Huda Boss is an American reality series that premiered on June 12, 2018 on Facebook Watch. The show documents the personal and professional life of makeup artist and beauty blogger Huda Kattan and her family. On December 13, 2018, it was announced that the series had been renewed for a second season.

==Premise==
Huda Boss follows "Huda Kattan, the 34-year-old beauty blogger turned CEO of beauty brand Huda Beauty, as she shares the good — and the bad — of what it takes to run a family-owned company. With the help of her sisters, Mona and Alya, as well as her husband Chris, Huda Kattan has grown Dubai-based Huda Beauty into an international cosmetics brand in five years."

==Cast==
===Main===
- Huda Kattan, a makeup artist, beauty blogger, and the founder and CEO of Huda Beauty.
- Mona Kattan, the global president of Huda Beauty and owner of The Dollhouse beauty salon in Dubai.
- Alya Kattan, the Chief Instagram Officer of Huda Beauty.
- Christopher Goncalo, the COO of Huda Beauty and Huda Kattan's husband.

===Recurring===
- Dr.

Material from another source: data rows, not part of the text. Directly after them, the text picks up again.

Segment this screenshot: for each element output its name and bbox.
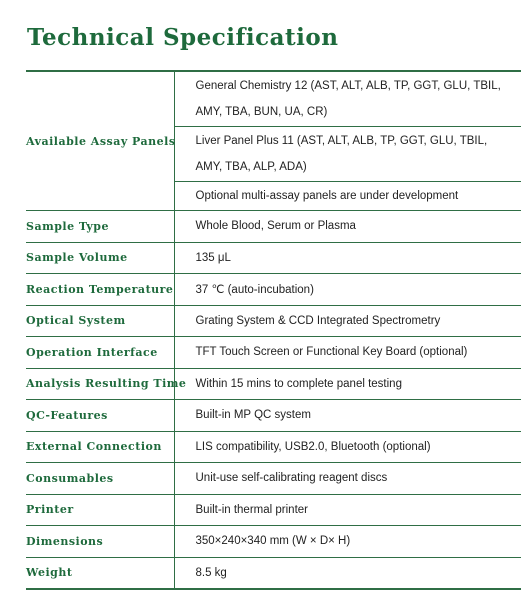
panel-line: AMY, TBA, BUN, UA, CR) [195, 106, 328, 118]
spec-label: Reaction Temperature [26, 274, 174, 306]
panel-line: Optional multi-assay panels are under development [195, 190, 459, 202]
spec-value: 37 ℃ (auto-incubation) [174, 274, 521, 306]
panel-general-chemistry [196, 72, 522, 126]
spec-value: Unit-use self-calibrating reagent discs [174, 463, 521, 495]
spec-row-printer [26, 494, 521, 526]
spec-row-sample-volume [26, 242, 521, 274]
spec-label: Available Assay Panels [26, 71, 174, 211]
spec-row-qc-features [26, 400, 521, 432]
spec-label: External Connection [26, 431, 174, 463]
spec-label: Optical System [26, 305, 174, 337]
spec-row-reaction-temperature [26, 274, 521, 306]
spec-value: Within 15 mins to complete panel testing [174, 368, 521, 400]
spec-value: Grating System & CCD Integrated Spectrometry [174, 305, 521, 337]
panel-line: Liver Panel Plus 11 (AST, ALT, ALB, TP, GGT, GLU, TBIL, [195, 135, 488, 147]
spec-label: Operation Interface [26, 337, 174, 369]
panel-line: General Chemistry 12 (AST, ALT, ALB, TP, GGT, GLU, TBIL, [195, 80, 501, 92]
spec-label: Consumables [26, 463, 174, 495]
spec-label: Dimensions [26, 526, 174, 558]
spec-value: Built-in thermal printer [174, 494, 521, 526]
spec-row-sample-type [26, 211, 521, 243]
panel-optional [196, 182, 522, 210]
spec-value: Whole Blood, Serum or Plasma [174, 211, 521, 243]
spec-row-consumables [26, 463, 521, 495]
page-title: Technical Specification [27, 24, 339, 51]
spec-table [26, 70, 521, 590]
spec-label: QC-Features [26, 400, 174, 432]
spec-value: 8.5 kg [174, 557, 521, 589]
panel-line: AMY, TBA, ALP, ADA) [195, 161, 307, 173]
spec-row-dimensions [26, 526, 521, 558]
spec-row-optical-system [26, 305, 521, 337]
spec-row-operation-interface [26, 337, 521, 369]
spec-label: Analysis Resulting Time [26, 368, 174, 400]
spec-row-analysis-time [26, 368, 521, 400]
panel-liver-plus [196, 127, 522, 181]
spec-label: Printer [26, 494, 174, 526]
spec-value: Built-in MP QC system [174, 400, 521, 432]
spec-value: TFT Touch Screen or Functional Key Board (optional) [174, 337, 521, 369]
spec-value: 135 μL [174, 242, 521, 274]
spec-row-weight [26, 557, 521, 589]
spec-value: 350×240×340 mm (W × D× H) [174, 526, 521, 558]
spec-value: LIS compatibility, USB2.0, Bluetooth (optional) [174, 431, 521, 463]
spec-row-assay-panels [26, 71, 521, 211]
spec-label: Sample Volume [26, 242, 174, 274]
spec-value-panels [174, 71, 521, 211]
spec-label: Weight [26, 557, 174, 589]
spec-row-external-connection [26, 431, 521, 463]
spec-label: Sample Type [26, 211, 174, 243]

Ibrahim Kattan, a retired professor of industrial engineering and the father of Huda, Mona, Khalid, and Alya Kattan.
- Stacey Crossley, Huda's executive assistant.
- Nour Goncalo, the daughter of Huda and Christopher.
- Sabine Kühn, a marketing manager at Huda Beauty.
- Emaan Abbass, the product development manager at Huda Beauty.
- Noëlle El Saadany, a life coach and a friend of Mona's.
- Sina Shaker, Mona's executive assistant.
- Jamie Sherrill, a celebrity skin expert and the owner of Nurse Jamie, a line of beauty care products.
- Emily Booroff, the general manager of The Dollhouse beauty salon.
- Jen Atkin, a celebrity hair stylist.

===Guest===
- Jeremy Johnson, the co-owner of Too Faced Cosmetics. ("Million Dollar Mistake")
- Jerrod Blandino, the co-owner of Too Faced Cosmetics. ("Million Dollar Mistake")
- Shahd Batal, a beauty blogger. ("Million Dollar Mistake")
- Simone Harouche, a celebrity stylist. ("Not So Easy Bake Shoot")
- Adam Akehurst, the Assistant Retail Manager of the Middle East and North Africa at Huda Beauty and Stacey's fiancee. ("Beauty Battles")
- Samantha Wilkins, a public relations manager at Huda Beauty. ("Not Everyone is Coming Up Roses")
- Virginie Gervason Roche, Global Director of Marketing & Communication for Fragrance Ingredients at Firmenich. ("Not Everyone is Coming Up Roses")
- Siham Kattan, Huda, Mona, and Alya's mother and Ibrahim's wife. ("Birthday Blowout")
- George Goncalo, Christopher's father. ("Birthday Blowout")
- Carlota Goncalo, Christopher's mother. ("Birthday Blowout")
- Meg Storm, a writer for Us Weekly. ("The Big Apple Bake Off")
- Alaina Demopoulos, a writer for PopSugar. ("The Big Apple Bake Off")
- Jenna Rennert, a writer for Vogue. ("The Big Apple Bake Off")
- Carly Cardellino, the beauty director at Cosmopolitan. ("The Big Apple Bake Off")
- Farrah Moan, drag queen. ("How Does Huda Find Her Inner Ho?")
- Shea Couleé, drag queen. ("How Does Huda Find Her Inner Ho?")
- Violet Chachki, drag queen. ("How Does Huda Find Her Inner Ho?")

==Episodes==

| No. overall | No. in season | Title | Original release date |
|---|---|---|---|
| 1 | 1 | "One Big Huda Family" | June 12, 2018 |
| 2 | 2 | "Million Dollar Mistake" | June 19, 2018 |
| 3 | 3 | "Not So Easy Bake Shoot" | June 26, 2018 |
| 4 | 4 | "Huda Baby?" | July 3, 2018 |
| 5 | 5 | "Milan Rouge" | July 10, 2018 |
| 6 | 6 | "Beauty Battles" | July 17, 2018 |
| 7 | 7 | "Not Everyone is Coming Up Roses" | July 24, 2018 |
| 8 | 8 | "Birthday Blowout" | July 31, 2018 |
| 9 | 9 | "The Banana Slip" | August 7, 2018 |
| 10 | 10 | "The Big Apple Bake Off" | August 14, 2018 |

==Production==
On May 30, 2018, it was announced that Facebook had given the production a series order for a first season consisting of ten episodes.
Executive producers were expected to include Pam Healey, Lisa Shannon, John Paparazzo, Esther Frank, Huda Kattan, and Mona Kattan. Production companies reported to be involved with the series included Shed Media. On December 13, 2018, it was announced that the series had been renewed for a second season.